Doing Nothing, Doing Something, and Nothing to Do

Doing Nothing, Doing Something, and Nothing to Do
Louise Stilphen
a collage of four pictures of studens engaging in activities at school

While our 2020 outreach for school and work and socializing is enabled by ultramodern vehicles of communication, when the day is done and school is out, the media silenced, and there are no places to go off to in our cars, there is a kind of time available that we haven’t had since we were kids or maybe since my generation were kids. 

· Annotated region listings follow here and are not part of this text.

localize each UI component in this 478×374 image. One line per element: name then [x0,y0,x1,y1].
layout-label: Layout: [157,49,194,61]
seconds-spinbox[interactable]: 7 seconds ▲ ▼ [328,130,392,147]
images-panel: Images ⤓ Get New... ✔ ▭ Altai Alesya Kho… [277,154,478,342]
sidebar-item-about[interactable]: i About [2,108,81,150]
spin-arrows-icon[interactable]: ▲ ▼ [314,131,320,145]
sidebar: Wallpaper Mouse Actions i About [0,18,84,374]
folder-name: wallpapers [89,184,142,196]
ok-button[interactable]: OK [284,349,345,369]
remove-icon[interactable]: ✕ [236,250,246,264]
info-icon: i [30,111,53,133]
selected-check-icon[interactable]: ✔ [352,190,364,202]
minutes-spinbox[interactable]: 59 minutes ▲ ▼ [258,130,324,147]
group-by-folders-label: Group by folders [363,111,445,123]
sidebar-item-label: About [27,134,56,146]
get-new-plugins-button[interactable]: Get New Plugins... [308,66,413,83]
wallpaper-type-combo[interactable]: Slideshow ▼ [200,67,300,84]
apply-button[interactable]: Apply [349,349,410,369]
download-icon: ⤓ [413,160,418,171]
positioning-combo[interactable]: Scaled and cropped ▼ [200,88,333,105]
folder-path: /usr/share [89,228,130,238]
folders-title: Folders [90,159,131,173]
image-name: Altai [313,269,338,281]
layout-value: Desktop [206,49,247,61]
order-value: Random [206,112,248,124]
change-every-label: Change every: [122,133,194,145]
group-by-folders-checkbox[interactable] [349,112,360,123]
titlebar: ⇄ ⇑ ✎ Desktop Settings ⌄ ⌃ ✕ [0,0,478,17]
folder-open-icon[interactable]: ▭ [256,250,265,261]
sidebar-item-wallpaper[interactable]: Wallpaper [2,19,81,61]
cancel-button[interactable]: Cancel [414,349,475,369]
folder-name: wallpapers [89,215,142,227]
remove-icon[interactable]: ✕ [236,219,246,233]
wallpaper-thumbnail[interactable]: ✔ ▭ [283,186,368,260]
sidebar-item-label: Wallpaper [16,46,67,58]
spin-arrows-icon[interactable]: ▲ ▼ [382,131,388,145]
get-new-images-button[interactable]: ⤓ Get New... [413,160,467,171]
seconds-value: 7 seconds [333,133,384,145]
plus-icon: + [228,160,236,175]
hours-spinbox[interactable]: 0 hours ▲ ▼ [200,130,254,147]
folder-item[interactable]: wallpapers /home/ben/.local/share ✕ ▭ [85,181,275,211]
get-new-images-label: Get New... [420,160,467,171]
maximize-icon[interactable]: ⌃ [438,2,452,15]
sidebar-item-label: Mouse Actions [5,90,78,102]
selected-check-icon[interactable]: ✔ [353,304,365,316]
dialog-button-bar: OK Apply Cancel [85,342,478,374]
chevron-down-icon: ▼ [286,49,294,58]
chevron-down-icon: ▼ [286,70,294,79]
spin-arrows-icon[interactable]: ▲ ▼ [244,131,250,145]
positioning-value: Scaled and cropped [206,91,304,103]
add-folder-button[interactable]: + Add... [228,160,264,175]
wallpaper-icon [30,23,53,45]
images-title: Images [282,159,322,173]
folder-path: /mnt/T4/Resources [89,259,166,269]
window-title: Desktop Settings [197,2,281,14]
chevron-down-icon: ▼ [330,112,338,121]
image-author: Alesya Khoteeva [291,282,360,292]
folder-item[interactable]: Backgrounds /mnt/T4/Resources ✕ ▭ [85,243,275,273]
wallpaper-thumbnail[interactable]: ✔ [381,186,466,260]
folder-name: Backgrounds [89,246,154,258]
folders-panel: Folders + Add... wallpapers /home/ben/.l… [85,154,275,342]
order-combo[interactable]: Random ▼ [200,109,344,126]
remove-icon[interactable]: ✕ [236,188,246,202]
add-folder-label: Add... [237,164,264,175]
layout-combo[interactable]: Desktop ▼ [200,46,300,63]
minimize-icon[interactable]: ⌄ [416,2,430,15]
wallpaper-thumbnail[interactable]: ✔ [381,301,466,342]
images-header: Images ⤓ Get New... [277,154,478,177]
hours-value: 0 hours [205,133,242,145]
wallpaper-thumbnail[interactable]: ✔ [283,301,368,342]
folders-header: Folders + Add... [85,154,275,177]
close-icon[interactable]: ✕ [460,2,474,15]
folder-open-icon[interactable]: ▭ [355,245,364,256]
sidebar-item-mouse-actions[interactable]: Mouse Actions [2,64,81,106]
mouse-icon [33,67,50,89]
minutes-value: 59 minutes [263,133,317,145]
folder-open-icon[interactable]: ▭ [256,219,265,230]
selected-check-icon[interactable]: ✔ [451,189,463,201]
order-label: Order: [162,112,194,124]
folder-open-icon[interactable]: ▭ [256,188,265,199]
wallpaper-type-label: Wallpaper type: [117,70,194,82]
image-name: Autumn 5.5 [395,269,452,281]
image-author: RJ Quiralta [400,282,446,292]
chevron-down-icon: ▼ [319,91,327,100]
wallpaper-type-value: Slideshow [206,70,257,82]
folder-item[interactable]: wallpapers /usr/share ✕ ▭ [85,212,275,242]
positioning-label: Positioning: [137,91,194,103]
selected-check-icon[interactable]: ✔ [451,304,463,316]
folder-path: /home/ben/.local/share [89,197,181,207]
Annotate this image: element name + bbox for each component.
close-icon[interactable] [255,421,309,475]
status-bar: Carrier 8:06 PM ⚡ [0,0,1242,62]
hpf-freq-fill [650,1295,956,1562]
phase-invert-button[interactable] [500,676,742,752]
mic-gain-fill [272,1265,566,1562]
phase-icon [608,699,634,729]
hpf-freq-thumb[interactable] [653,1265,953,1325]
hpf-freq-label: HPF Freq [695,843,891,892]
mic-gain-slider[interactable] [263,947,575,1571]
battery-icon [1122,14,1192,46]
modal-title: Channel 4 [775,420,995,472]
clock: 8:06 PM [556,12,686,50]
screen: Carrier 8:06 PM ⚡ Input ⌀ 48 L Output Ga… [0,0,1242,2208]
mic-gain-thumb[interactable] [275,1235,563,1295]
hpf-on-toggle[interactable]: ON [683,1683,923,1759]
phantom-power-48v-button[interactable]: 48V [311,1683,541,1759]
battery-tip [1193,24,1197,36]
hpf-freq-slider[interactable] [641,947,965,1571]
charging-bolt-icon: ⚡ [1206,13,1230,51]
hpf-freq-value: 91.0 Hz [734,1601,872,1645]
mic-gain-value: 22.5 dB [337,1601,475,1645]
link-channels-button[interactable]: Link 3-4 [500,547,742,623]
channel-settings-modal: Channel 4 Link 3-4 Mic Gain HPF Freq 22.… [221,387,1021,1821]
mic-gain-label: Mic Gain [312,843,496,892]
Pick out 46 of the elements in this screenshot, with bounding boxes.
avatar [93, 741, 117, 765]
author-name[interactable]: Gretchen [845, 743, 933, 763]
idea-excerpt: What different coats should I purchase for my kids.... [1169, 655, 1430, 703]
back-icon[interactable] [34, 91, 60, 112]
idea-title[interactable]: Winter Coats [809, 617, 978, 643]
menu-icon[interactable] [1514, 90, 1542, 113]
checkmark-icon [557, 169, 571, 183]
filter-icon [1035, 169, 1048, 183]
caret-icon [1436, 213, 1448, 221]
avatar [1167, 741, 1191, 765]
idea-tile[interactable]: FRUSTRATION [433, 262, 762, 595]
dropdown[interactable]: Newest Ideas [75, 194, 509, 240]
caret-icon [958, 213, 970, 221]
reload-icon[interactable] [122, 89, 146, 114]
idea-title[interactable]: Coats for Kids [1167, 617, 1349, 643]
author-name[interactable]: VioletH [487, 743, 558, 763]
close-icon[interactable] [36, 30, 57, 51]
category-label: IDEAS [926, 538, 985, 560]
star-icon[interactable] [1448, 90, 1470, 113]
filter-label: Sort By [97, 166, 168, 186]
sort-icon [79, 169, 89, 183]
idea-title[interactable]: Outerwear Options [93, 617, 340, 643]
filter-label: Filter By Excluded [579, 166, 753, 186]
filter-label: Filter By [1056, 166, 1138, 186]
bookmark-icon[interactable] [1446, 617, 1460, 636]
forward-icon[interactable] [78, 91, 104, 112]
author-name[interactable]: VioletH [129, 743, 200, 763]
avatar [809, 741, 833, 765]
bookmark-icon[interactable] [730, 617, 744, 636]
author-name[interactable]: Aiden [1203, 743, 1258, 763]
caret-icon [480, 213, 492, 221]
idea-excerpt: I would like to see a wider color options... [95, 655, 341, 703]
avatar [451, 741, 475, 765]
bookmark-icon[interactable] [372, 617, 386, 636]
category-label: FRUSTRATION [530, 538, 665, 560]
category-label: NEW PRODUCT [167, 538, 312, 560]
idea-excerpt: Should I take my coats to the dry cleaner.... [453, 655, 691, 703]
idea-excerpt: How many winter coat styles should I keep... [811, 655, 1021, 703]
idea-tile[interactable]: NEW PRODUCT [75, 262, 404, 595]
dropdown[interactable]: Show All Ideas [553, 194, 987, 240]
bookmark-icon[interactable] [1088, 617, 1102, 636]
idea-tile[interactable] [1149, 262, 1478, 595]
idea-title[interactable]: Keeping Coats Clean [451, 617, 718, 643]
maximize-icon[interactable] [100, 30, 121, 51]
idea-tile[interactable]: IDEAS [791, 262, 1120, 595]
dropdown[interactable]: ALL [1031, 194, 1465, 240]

Unless a child’s downtime in the after-school hours is spent largely on “screen time”, the day has a surfeit of time/opportunity in the absence of all the running around of our “normal” lives: lessons and errands and playdates, etc. This time can be a challenge to families as they try to “keep kids busy” but I believe it can be an opportunity as well… after an initial period of adjustment. Admittedly, I am not on the front lines with you guys - at home with active kids right now, but I have been and this I know: Kids don’t have to be kept busy all the time. As long as they have resources available, they will find their way to a new pace and I predict it will be beneficial. For the past few decades, psychologists have advised that modern children are “hurried children*” compared to those of a few decades ago, hurried and more anxious. Immersion in face time with gadgets has been gradually devouring increasing amounts of face time with families, play time, time outdoors, time to daydream, and so much more.

We all know that Doing Something includes required things like, for me as a child, chores, piano, homework (we had very little in those days) and so forth. But it can also mean doing things like playing either an official or pickup game of basketball, or running a race or playing Monopoly. It could be going to the circus or blueberry picking. Required or voluntary, the activities in this category are more formal, designed. When asked, “What are you doing?” the answer is definitive. “I am going to the movies.” If you were pitching cards just to watch them scatter, the answer would be a dreamy, “Nothing.” Playing Chinese Checker is something. Rolling marbles helter skelter observing how they move is not.

Nothing To Do is what happens when kids are in a holding pattern in an environment devoid of exciting stimulation. For me, it was visiting adult friends of our parents and having to sit still and behave, quietly; church; long car rides- all car rides were long to me then. Waiting. A kid’s mind can be active when still, but just for so long. When asked, “What are you doing?” here, the answer is a whine. “There’s nothing to do here.”

Doing Nothing includes all the pleasures children have during time not committed to the tasks or routines required by grownups and/or without formal design. Running for the sheer joy of it, or skipping companionably along with one’s own shadow. Noticing you have a shadow at all. Kicking a pebble down the walk and skipping it into a stream. Picking a ripe black raspberry on the way to a friend’s house. Observing. Pondering.

Obviously, I am fondly reminiscent here. But that was childhood as I recall it. We stayed at home, mostly, like now, and we had nothing to fill the moments between required activities except our curiosity, imagination and one another. Day after long day, time passed slowly but every minute was filled. I think we have a seize-the-moment opportunity, right now, to ease off the busyness treadmill and let kids find their own “somethings” to do and watch what happens when they are Doing Nothing. As Winnie The Pooh has said, “Doing nothing often leads to the very best of something.”

*David Elkind coined the phrase The Hurried Child in his book of the same name.